I’m not very big on running games. I prefer to play; running is simply too much work. I’m better at focusing on a single character’s story. But, while I do also want to play in an Immortals game, I have an idea that I think will be entertaining to take other people through. It would be a simple “recover the stolen artifact” game, a bunch of Initiates nearing the end of their probationary period and ready to move up to Temporal rank. The twist is that while I would be using the classic D&D cosmology, where the Outer Planes are an infinite scattering of finite-sized planes (instead of the old Great Wheel of AD&D and D&D 3.x), the places I would be using in the plot would be adaptations of locations from the Great Wheel cosmology that I always thought were the most interesting. This means things like the bottom layers of Lower Planes — dark, evil, deadly places most PCs would never go. Immortals could do it and survive while still being challenged. So, what the heck, right?

I’d probably begin with an introductory session or two for all of us to get used to the ruleset and the vast capability of Immortal characters. The question that would remain would be: gold box, or Wrath box?
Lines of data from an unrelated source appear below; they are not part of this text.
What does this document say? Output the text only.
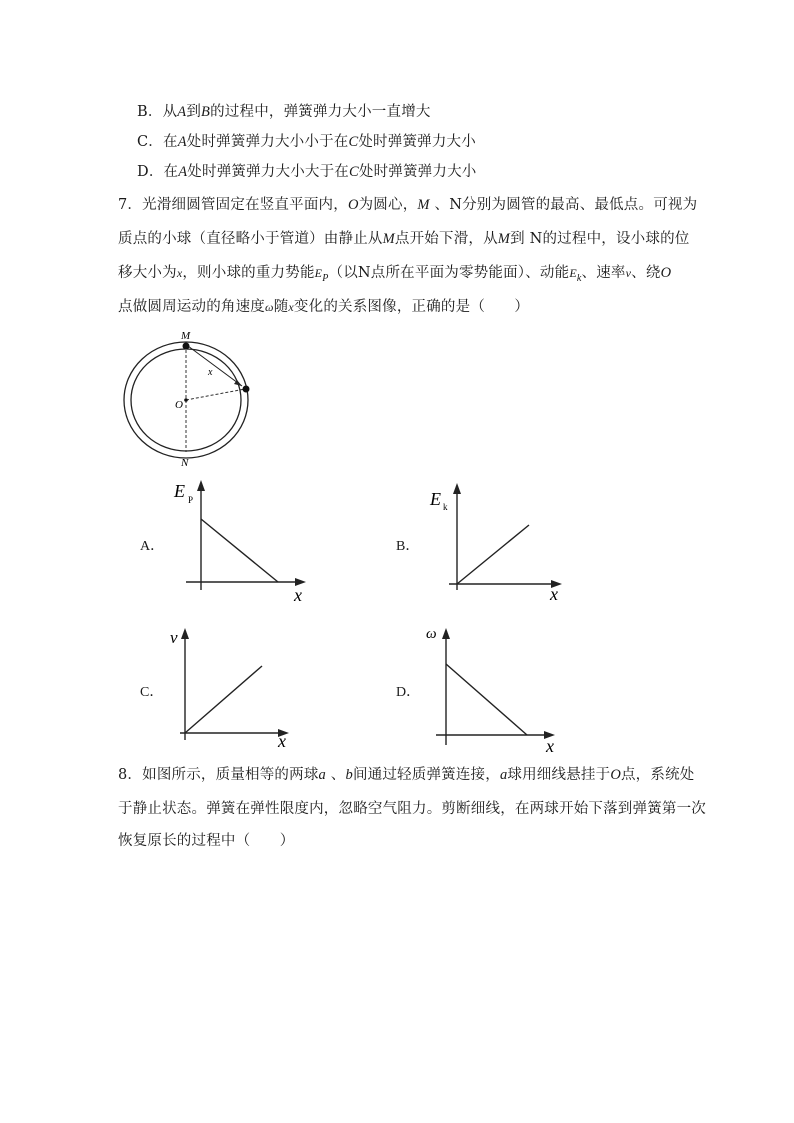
B．从A到B的过程中，弹簧弹力大小一直增大
C．在A处时弹簧弹力大小小于在C处时弹簧弹力大小
D．在A处时弹簧弹力大小大于在C处时弹簧弹力大小
7．光滑细圆管固定在竖直平面内，O为圆心，M 、N分别为圆管的最高、最低点。可视为
质点的小球（直径略小于管道）由静止从M点开始下滑，从M到 N的过程中，设小球的位
移大小为x，则小球的重力势能$E_P$（以N点所在平面为零势能面）、动能$E_k$、速率v、绕O
点做圆周运动的角速度ω随x变化的关系图像，正确的是（　　）
M
O
N
x
A．
E P
x
B．
E k
x
C．
v
x
D．
ω
x
8．如图所示，质量相等的两球a 、b间通过轻质弹簧连接，a球用细线悬挂于O点，系统处
于静止状态。弹簧在弹性限度内，忽略空气阻力。剪断细线，在两球开始下落到弹簧第一次
恢复原长的过程中（　　）
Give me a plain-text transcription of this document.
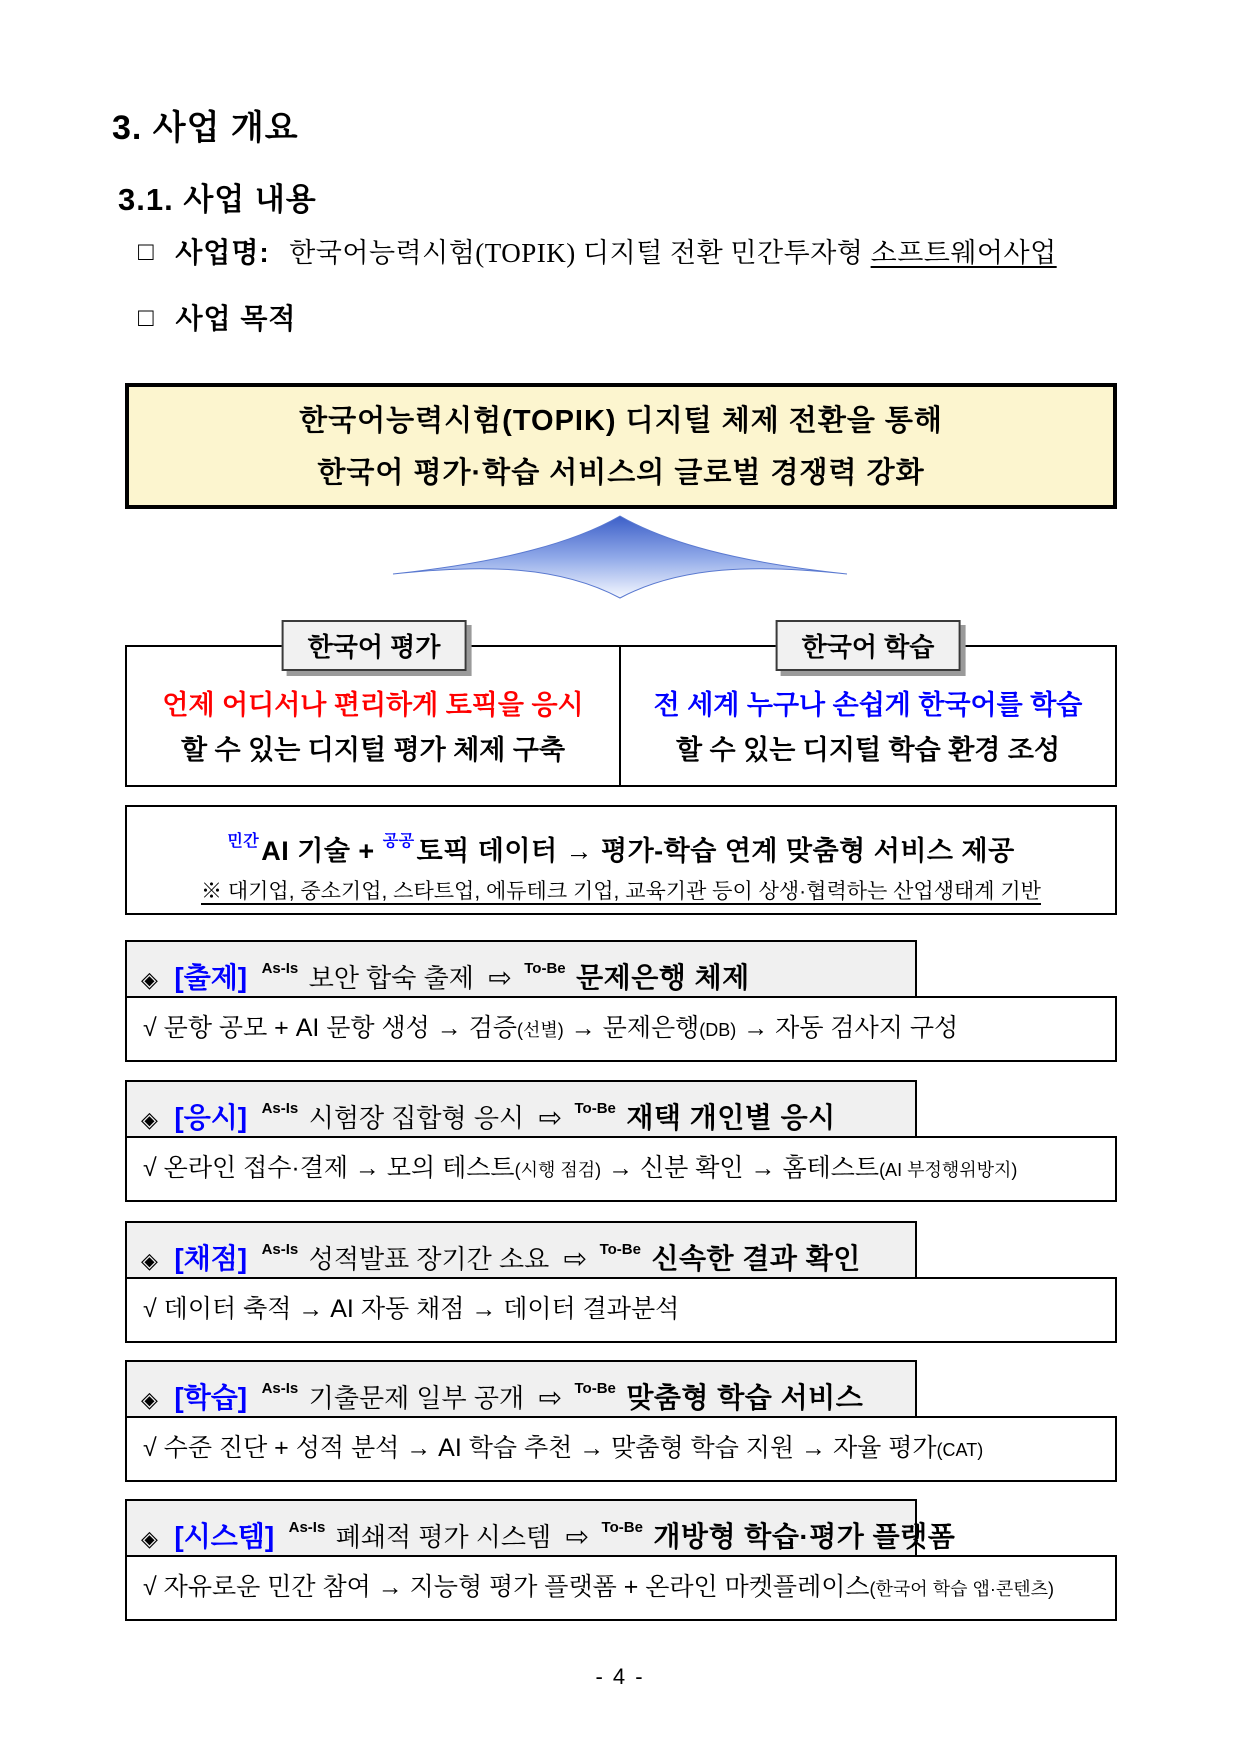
3. 사업 개요
3.1. 사업 내용
□ 사업명: 한국어능력시험(TOPIK) 디지털 전환 민간투자형 소프트웨어사업
□ 사업 목적
한국어능력시험(TOPIK) 디지털 체제 전환을 통해
한국어 평가·학습 서비스의 글로벌 경쟁력 강화
한국어 평가	한국어 학습
언제 어디서나 편리하게 토픽을 응시
할 수 있는 디지털 평가 체제 구축
전 세계 누구나 손쉽게 한국어를 학습
할 수 있는 디지털 학습 환경 조성
$^{민간}$AI 기술 + $^{공공}$토픽 데이터 → 평가-학습 연계 맞춤형 서비스 제공
※ 대기업, 중소기업, 스타트업, 에듀테크 기업, 교육기관 등이 상생·협력하는 산업생태계 기반
◈ [출제] As-Is 보안 합숙 출제 ⇨ To-Be 문제은행 체제
√ 문항 공모 + AI 문항 생성 → 검증(선별) → 문제은행(DB) → 자동 검사지 구성
◈ [응시] As-Is 시험장 집합형 응시 ⇨ To-Be 재택 개인별 응시
√ 온라인 접수·결제 → 모의 테스트(시행 점검) → 신분 확인 → 홈테스트(AI 부정행위방지)
◈ [채점] As-Is 성적발표 장기간 소요 ⇨ To-Be 신속한 결과 확인
√ 데이터 축적 → AI 자동 채점 → 데이터 결과분석
◈ [학습] As-Is 기출문제 일부 공개 ⇨ To-Be 맞춤형 학습 서비스
√ 수준 진단 + 성적 분석 → AI 학습 추천 → 맞춤형 학습 지원 → 자율 평가(CAT)
◈ [시스템] As-Is 폐쇄적 평가 시스템 ⇨ To-Be 개방형 학습·평가 플랫폼
√ 자유로운 민간 참여 → 지능형 평가 플랫폼 + 온라인 마켓플레이스(한국어 학습 앱·콘텐츠)
- 4 -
The Wrath set simplifies concepts, especially by translating Frank Mentzer’s wild ideas about “Power combat” into simpler “Immortal-level spells” and ditching the concept of “Talent” clusters of ability scores… but the rock-paper-scissors guessing-game inherent in the gold box’s Power combat is somehow delicious. Gold box relies on the Mentzer Basic, Expert, Companion and Master sets for info and basic mechanics; Wrath of the Immortals comes off the Rules Cyclopedia, which is easier to reference. So there are pros and cons on each side. I’m leaning toward RC/Wrath for now, but man would I love to be able to say, “Gold box Immortals? Yeah, I ran that!” I’ve freeform-roleplayed characters of this power level before, so I have plenty of ideas of how it will look and feel. The most daunting thing will be learning to keep track of statistics like temporary Power points and what all can be done with them in the middle of combat.